The trade-off is real. Self-hosted answer models are worse than frontier API models today. The gap is closing, but it exists. Running inference at the quality level we need requires serious hardware. And maintaining a model deployment adds operational surface area that we don't currently carry.

But here's what keeps me up at night. We built CROWN to prove what evidence a system used. We built thirteen categories of adversarial tests to prove the retrieval engine is reliable. We built a citation controller to correct systematic LLM errors deterministically. And after all of that, the single largest source of variance in our quality metrics is a model we access through an API whose behaviour changes without notice.

The logging-and-monitoring path is the pragmatic choice. It's what we're doing now. It works today. And it might be sufficient if model providers start publishing change logs and offering pinned snapshots with meaningful stability guarantees.

The self-hosted path is the architectural choice. It eliminates a class of risk rather than managing it. But it requires us to accept a quality trade-off today in exchange for control tomorrow.

What we're actually doing

Right now, both.

The monitoring infrastructure is live. Model provenance is tracked. Drift detection is automated. If the next o4 snapshot shifts citation behaviour, we'll see it in the sentinel pack before it reaches production.

And we're evaluating what self-hosted answer synthesis would look like.
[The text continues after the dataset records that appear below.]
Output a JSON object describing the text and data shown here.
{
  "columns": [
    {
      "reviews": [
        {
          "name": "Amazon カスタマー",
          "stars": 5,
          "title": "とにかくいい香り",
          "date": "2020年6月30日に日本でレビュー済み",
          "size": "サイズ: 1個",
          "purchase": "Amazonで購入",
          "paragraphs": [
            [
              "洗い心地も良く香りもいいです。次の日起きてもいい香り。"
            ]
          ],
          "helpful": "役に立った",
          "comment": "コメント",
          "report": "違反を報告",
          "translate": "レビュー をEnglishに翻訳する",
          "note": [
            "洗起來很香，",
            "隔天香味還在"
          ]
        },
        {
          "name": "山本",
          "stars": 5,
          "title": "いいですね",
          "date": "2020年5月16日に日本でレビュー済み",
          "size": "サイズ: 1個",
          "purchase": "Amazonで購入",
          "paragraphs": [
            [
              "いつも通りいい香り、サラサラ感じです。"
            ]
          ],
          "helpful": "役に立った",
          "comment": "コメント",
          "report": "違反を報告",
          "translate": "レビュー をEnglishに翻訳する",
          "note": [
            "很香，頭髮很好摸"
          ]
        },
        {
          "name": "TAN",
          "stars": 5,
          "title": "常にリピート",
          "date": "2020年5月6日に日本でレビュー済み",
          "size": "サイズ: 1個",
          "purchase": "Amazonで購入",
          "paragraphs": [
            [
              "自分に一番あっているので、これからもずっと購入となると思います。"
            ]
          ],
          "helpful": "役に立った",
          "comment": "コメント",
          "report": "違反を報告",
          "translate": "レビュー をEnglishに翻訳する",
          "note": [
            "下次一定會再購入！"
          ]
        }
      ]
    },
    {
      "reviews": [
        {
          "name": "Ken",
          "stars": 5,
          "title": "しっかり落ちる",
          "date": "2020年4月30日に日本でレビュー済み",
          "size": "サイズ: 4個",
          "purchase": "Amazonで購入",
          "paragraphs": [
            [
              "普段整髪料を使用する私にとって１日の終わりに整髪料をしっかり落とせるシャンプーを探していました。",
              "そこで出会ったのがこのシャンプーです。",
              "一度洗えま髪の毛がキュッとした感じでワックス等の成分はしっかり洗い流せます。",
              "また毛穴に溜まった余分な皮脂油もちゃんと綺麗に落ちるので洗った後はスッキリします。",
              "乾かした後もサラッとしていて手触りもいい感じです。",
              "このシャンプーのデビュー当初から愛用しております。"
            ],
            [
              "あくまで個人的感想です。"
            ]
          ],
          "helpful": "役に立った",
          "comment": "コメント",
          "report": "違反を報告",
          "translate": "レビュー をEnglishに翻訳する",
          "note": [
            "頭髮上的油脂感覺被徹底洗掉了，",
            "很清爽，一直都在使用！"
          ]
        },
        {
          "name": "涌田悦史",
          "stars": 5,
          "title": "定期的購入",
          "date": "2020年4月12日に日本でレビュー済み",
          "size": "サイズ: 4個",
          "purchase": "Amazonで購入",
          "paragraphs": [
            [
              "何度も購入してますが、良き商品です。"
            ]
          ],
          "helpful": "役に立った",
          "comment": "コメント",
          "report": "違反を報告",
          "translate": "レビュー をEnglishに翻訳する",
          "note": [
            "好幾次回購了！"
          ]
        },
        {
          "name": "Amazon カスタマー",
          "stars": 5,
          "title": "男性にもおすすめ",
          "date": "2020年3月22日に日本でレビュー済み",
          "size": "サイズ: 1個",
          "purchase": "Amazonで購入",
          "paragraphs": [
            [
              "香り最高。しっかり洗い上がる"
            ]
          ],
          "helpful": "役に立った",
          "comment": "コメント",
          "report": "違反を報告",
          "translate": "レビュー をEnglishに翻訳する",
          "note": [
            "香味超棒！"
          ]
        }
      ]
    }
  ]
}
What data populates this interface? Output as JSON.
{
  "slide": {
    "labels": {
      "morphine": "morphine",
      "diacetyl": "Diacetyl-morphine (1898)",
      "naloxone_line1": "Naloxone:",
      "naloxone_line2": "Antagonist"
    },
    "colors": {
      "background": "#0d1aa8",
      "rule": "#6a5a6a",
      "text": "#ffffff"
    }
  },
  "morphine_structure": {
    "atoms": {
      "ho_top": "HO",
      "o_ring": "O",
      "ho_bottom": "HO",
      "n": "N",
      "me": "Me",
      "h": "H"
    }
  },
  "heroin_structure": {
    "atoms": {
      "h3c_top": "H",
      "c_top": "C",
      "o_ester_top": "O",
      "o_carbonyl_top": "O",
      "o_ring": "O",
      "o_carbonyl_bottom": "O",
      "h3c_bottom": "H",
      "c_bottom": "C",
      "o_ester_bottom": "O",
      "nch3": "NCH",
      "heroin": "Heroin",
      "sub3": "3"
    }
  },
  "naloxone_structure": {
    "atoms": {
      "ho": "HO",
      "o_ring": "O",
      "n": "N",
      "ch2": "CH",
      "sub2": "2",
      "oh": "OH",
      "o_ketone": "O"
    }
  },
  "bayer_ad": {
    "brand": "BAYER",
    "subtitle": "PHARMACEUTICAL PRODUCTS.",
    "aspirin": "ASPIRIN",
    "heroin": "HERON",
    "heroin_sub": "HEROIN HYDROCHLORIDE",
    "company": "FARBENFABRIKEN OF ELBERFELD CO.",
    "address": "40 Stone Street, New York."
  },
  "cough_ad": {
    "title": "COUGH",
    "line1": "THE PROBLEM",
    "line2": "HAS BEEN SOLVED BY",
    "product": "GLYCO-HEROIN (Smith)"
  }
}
Not as an emergency measure. Not as a philosophical statement about vendor independence. As an engineering question: at what point does the cost of managing external model variance exceed the cost of running our own?

We don't have the answer yet. But the fact that we're asking the question at all tells you something about where the last two weeks have taken us.

Phase 7.0 proved the retrieval engine works. Phase 7.3 proved that the retrieval engine isn't the variable that matters most. The system is only as stable as its least controlled component, and right now, that component is the one thing we don't own.

The two-layer truth

The third external audit review of Phase 7.3 established a framework we're now using for everything.

Layer one: owned engineering delta. Things we built, we control, and we can prove. Relation-pair preservation taking Cat 12 from 0.846 to 1.000. Format-aware citation taking Cat 2 from 0.626 to 0.715. These are ours. They'll hold regardless of what the model does.

Layer two: observed environment delta. Things that improved but aren't attributable to shipped code. Cat 11's 0.722 to 0.927 lift. Healthy. Real. And entirely contingent on an external system continuing to behave the way it behaves today.

The canonical statement for 7.3: "Cat 2 and Cat 12 improvements are product-owned. Cat 11 is currently excellent but not attributable to a shipped mechanism."

This framing might seem like hedging. It isn't. It's honesty about what you control and what you don't. And in a system designed to produce cryptographic proof of evidence provenance, honesty about your own dependencies isn't optional. It's the whole point.

We'll keep building the layers we own. And we'll keep watching the one we don't. The question is how long that's sustainable before the architecture has to change.